Whether or not Martha Tabram was murdered by Jack the Ripper is now debated, but it was undeniably accepted by the majority of investigators at the time and although Martha Tabram hadn’t been disembowelled or mutilated, a cut in the abdomen 3 inches long and 1 inch deep may have been an attempt at ‘ripping’ and the frenzy of the attack took it well beyond the league of ‘normal’ murder. The coroner concluded that the murder of Martha Tabram ‘was one of the most horrible crimes that had been committed for certainly some time past. The details were very revolting . . . and the person who had inflicted the injuries could have been nothing less than a fiend’. Young constable Dew, looking back with the benefit of perhaps more than just a modicum of hindsight, recalled that ‘Already I had formed the view that we were up against the greatest police problem of the century. A third heinous crime shortly afterwards proved how right this theory was’

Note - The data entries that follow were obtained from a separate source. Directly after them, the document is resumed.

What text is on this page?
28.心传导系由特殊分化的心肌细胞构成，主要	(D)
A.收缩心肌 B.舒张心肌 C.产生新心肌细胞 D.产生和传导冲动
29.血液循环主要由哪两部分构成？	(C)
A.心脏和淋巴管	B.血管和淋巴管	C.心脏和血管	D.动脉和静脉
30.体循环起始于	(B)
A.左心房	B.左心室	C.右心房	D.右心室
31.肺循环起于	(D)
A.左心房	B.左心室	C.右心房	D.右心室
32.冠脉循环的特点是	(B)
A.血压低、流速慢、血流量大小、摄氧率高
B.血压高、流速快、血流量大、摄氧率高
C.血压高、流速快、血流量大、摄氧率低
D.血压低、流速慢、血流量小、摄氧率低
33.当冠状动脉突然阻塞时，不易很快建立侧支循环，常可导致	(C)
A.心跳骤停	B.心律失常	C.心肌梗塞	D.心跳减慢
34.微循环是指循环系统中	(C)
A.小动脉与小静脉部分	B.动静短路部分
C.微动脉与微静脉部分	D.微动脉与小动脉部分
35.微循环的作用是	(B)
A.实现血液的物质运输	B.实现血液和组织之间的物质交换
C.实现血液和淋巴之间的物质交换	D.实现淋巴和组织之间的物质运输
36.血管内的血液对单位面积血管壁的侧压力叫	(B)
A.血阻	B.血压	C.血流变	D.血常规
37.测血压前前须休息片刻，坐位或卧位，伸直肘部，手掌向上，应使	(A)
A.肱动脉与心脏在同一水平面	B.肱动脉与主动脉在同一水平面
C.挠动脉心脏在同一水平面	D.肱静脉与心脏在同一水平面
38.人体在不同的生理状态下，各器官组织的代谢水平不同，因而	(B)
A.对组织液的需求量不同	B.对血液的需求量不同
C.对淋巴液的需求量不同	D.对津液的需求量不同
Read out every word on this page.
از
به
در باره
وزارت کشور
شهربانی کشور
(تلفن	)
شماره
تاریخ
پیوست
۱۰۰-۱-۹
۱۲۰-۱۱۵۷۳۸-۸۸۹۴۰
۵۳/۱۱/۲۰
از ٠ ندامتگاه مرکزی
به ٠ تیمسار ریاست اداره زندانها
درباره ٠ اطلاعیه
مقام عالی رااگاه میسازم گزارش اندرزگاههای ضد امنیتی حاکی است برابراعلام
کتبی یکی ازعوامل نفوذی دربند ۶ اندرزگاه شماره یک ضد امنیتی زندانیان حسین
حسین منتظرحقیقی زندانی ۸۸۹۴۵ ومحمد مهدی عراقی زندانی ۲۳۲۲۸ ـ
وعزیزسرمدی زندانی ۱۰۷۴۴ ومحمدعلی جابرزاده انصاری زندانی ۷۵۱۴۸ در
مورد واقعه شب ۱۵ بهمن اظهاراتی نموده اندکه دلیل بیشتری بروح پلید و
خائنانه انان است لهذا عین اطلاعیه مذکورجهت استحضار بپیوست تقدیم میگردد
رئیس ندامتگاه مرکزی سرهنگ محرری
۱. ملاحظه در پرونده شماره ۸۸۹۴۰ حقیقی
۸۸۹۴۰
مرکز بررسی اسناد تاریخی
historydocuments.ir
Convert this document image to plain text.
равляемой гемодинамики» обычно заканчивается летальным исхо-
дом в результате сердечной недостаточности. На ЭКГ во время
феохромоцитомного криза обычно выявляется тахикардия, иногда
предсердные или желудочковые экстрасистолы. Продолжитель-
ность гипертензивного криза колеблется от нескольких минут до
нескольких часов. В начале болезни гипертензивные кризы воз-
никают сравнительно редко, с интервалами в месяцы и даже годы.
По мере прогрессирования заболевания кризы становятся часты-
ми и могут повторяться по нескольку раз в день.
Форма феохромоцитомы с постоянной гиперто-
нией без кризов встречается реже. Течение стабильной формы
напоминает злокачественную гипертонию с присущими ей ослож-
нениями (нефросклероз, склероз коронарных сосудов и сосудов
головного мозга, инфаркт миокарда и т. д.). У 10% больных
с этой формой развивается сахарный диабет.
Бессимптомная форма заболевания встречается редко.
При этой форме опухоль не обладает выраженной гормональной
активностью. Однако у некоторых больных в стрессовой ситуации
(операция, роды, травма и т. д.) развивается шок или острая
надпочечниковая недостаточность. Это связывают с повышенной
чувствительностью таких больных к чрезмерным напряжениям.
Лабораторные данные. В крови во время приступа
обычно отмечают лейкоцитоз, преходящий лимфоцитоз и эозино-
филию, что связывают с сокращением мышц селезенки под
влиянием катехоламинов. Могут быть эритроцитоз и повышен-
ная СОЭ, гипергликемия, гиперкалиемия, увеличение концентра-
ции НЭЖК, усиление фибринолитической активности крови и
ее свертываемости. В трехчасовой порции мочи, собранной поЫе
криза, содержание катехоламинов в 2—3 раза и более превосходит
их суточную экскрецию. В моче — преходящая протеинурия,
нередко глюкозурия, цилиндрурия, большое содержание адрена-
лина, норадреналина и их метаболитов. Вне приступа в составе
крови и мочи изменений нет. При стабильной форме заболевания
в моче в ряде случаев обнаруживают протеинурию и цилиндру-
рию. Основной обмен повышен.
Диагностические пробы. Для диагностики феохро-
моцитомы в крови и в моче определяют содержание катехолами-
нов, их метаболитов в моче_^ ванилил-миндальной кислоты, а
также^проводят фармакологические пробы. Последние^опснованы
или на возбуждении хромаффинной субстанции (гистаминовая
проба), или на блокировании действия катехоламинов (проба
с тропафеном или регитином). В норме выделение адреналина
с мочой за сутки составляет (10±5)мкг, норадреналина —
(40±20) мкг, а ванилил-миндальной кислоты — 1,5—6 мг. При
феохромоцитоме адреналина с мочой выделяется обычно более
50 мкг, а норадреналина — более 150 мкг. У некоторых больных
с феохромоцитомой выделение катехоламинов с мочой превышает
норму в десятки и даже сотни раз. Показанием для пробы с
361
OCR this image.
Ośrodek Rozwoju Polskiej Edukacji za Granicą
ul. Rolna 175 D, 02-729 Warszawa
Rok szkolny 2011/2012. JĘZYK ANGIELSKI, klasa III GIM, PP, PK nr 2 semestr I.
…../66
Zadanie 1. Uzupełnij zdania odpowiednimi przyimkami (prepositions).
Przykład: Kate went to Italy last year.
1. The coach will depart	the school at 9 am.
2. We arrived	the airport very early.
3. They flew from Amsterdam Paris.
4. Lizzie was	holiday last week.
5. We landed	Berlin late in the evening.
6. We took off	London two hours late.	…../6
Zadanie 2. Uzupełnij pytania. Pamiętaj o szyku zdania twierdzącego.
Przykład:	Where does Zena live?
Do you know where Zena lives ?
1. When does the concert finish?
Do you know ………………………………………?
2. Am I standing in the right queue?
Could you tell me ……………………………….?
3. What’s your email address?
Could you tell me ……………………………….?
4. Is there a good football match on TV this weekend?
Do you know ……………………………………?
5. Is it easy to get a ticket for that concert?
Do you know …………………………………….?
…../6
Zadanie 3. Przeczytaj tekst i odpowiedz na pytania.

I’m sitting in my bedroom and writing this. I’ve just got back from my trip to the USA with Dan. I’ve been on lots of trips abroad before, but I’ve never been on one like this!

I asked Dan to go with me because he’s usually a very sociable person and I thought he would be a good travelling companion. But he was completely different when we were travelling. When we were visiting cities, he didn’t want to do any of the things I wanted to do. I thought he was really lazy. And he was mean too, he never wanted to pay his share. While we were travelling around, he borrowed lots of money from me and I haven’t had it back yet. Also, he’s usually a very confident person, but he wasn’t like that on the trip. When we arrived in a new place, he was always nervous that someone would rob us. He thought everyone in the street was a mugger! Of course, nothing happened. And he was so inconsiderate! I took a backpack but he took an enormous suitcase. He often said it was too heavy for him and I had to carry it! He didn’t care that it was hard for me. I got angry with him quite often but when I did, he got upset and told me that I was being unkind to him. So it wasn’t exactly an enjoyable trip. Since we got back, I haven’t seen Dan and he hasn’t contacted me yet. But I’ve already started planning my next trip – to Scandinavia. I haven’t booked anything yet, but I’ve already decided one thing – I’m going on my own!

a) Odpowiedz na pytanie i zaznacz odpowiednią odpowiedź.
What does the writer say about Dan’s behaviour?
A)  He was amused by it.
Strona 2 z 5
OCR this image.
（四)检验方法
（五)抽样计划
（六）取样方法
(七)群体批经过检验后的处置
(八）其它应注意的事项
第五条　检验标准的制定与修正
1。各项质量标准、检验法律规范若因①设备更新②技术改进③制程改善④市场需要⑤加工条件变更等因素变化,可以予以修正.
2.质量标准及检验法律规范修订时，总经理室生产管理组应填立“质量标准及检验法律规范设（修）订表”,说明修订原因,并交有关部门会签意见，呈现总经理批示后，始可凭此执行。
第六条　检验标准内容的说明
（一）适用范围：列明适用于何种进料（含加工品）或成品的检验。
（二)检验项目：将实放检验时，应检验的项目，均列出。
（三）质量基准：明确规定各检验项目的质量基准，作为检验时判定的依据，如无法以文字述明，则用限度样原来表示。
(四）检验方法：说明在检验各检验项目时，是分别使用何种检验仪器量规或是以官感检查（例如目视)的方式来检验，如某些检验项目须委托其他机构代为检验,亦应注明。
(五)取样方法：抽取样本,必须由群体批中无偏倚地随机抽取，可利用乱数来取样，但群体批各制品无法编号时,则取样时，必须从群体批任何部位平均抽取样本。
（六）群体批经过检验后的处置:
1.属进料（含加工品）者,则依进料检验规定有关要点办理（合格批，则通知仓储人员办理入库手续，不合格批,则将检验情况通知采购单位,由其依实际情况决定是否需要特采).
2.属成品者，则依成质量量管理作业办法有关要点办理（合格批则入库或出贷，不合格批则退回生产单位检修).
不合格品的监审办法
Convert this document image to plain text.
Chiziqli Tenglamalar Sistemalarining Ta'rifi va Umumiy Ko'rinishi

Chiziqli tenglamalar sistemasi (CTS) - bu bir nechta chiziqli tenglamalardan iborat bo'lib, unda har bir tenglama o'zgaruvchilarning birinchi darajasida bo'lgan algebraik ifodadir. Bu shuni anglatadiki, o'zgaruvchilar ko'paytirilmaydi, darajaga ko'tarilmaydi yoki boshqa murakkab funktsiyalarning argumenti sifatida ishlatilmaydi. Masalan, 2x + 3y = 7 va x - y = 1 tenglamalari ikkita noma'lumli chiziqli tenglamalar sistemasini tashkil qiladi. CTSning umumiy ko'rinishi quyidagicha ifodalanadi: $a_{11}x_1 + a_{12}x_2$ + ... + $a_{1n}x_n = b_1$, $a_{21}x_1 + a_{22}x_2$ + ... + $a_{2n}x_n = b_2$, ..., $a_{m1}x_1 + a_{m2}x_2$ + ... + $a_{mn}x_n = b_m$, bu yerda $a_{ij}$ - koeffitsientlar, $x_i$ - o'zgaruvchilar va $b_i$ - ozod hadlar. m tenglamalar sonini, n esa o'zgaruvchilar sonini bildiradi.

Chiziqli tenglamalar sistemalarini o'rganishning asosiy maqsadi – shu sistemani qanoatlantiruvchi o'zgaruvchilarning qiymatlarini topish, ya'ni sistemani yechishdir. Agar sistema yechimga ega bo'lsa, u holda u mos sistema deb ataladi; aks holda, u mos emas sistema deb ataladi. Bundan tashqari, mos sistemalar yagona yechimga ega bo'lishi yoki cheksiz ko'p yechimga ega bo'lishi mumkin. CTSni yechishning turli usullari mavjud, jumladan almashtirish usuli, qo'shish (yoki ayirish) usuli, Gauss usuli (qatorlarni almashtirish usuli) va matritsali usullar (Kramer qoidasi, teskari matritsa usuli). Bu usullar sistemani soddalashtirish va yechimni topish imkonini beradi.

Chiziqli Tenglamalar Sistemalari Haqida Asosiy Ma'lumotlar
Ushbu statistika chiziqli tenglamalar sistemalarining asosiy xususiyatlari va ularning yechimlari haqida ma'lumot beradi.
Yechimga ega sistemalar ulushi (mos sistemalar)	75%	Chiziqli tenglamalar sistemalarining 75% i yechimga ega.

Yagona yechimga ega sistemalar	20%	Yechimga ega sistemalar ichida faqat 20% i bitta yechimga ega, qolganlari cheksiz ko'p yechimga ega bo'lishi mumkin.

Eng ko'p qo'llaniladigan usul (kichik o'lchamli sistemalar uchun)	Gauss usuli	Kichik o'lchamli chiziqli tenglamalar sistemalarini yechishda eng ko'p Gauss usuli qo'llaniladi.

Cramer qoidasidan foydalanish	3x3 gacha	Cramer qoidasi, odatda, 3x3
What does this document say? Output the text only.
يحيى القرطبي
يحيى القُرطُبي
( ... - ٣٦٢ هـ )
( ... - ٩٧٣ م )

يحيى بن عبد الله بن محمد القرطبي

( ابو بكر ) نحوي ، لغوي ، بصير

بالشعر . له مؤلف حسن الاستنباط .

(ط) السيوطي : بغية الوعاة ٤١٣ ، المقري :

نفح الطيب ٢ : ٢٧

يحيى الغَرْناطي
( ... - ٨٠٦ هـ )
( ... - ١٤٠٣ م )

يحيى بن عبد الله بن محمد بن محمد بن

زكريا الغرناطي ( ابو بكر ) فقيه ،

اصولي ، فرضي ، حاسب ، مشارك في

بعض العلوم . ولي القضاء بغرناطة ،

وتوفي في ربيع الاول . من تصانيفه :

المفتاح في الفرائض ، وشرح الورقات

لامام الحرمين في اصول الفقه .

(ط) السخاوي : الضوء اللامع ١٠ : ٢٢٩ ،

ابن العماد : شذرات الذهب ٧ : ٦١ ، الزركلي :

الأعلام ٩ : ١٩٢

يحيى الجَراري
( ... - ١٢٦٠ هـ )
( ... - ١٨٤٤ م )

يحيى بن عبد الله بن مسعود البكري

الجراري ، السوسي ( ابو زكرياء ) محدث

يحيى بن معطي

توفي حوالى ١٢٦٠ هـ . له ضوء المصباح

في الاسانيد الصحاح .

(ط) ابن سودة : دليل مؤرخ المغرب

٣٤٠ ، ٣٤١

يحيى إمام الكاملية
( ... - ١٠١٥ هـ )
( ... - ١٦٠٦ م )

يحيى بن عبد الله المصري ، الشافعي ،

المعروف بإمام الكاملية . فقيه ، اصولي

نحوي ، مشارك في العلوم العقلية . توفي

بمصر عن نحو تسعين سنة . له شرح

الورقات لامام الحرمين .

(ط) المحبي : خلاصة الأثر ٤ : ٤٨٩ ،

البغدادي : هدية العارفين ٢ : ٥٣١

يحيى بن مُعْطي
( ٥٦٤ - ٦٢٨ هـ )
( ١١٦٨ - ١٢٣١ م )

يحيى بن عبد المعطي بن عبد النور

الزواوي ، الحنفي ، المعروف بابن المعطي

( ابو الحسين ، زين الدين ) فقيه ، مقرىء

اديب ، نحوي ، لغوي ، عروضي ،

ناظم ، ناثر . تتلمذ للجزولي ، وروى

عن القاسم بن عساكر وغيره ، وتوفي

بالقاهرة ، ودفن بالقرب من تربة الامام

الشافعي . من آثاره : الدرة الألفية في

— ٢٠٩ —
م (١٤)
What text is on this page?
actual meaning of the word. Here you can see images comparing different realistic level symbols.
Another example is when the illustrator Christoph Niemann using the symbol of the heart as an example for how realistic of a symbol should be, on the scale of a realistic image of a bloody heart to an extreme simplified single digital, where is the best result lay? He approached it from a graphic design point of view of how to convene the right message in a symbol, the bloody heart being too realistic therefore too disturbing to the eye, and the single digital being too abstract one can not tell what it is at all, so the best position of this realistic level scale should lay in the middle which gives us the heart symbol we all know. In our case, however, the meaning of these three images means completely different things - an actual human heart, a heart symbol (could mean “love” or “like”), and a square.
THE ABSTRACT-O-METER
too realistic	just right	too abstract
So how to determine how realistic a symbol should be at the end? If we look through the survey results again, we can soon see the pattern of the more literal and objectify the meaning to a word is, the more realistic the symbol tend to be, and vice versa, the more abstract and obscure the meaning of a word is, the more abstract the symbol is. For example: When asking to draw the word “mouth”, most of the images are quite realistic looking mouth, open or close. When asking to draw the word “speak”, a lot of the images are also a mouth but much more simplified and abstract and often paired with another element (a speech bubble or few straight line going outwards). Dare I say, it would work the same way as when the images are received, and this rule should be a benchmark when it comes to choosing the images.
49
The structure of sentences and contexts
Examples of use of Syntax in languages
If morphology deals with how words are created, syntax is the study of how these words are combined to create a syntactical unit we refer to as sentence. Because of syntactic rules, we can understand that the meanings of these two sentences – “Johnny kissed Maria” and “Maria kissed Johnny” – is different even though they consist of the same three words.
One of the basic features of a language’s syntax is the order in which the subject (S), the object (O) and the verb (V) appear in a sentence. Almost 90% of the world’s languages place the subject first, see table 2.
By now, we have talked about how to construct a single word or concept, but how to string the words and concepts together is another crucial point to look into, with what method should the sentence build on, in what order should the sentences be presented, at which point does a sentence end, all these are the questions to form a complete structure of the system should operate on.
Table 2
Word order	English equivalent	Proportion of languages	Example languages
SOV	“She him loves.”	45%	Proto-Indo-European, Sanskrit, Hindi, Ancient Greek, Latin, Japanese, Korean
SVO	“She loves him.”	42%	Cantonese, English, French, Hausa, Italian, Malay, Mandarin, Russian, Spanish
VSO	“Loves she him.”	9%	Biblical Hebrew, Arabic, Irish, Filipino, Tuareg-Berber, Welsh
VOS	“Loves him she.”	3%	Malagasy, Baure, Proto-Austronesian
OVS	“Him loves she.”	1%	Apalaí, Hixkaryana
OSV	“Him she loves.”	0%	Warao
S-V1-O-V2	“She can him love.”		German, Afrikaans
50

I am chary of subscribing to any theory that discounts the beliefs of those much less removed in terms of geography and time from the murders that we ourselves are without citing grounds for such a dismissal. What the authorities of the time may have lacked in knowledge concerning psychological profiling and the pathology of sexual manias, they made up for in terms of chronic familiarity with the stark actualities of violence, assault and murder.
I think it noteworthy that Tabram's murder was not viewed with further sad resignation as 'violence as usual' or 'another drunken night in the depths of London', it stood out as particularly savage in an age where murder and brutality against women in particular could not be said to be at all rare.
I'd like to read counterpoints that seek to explain why Tabram was unlikely to be an early Ripper victim, because I'm frankly not seeing many.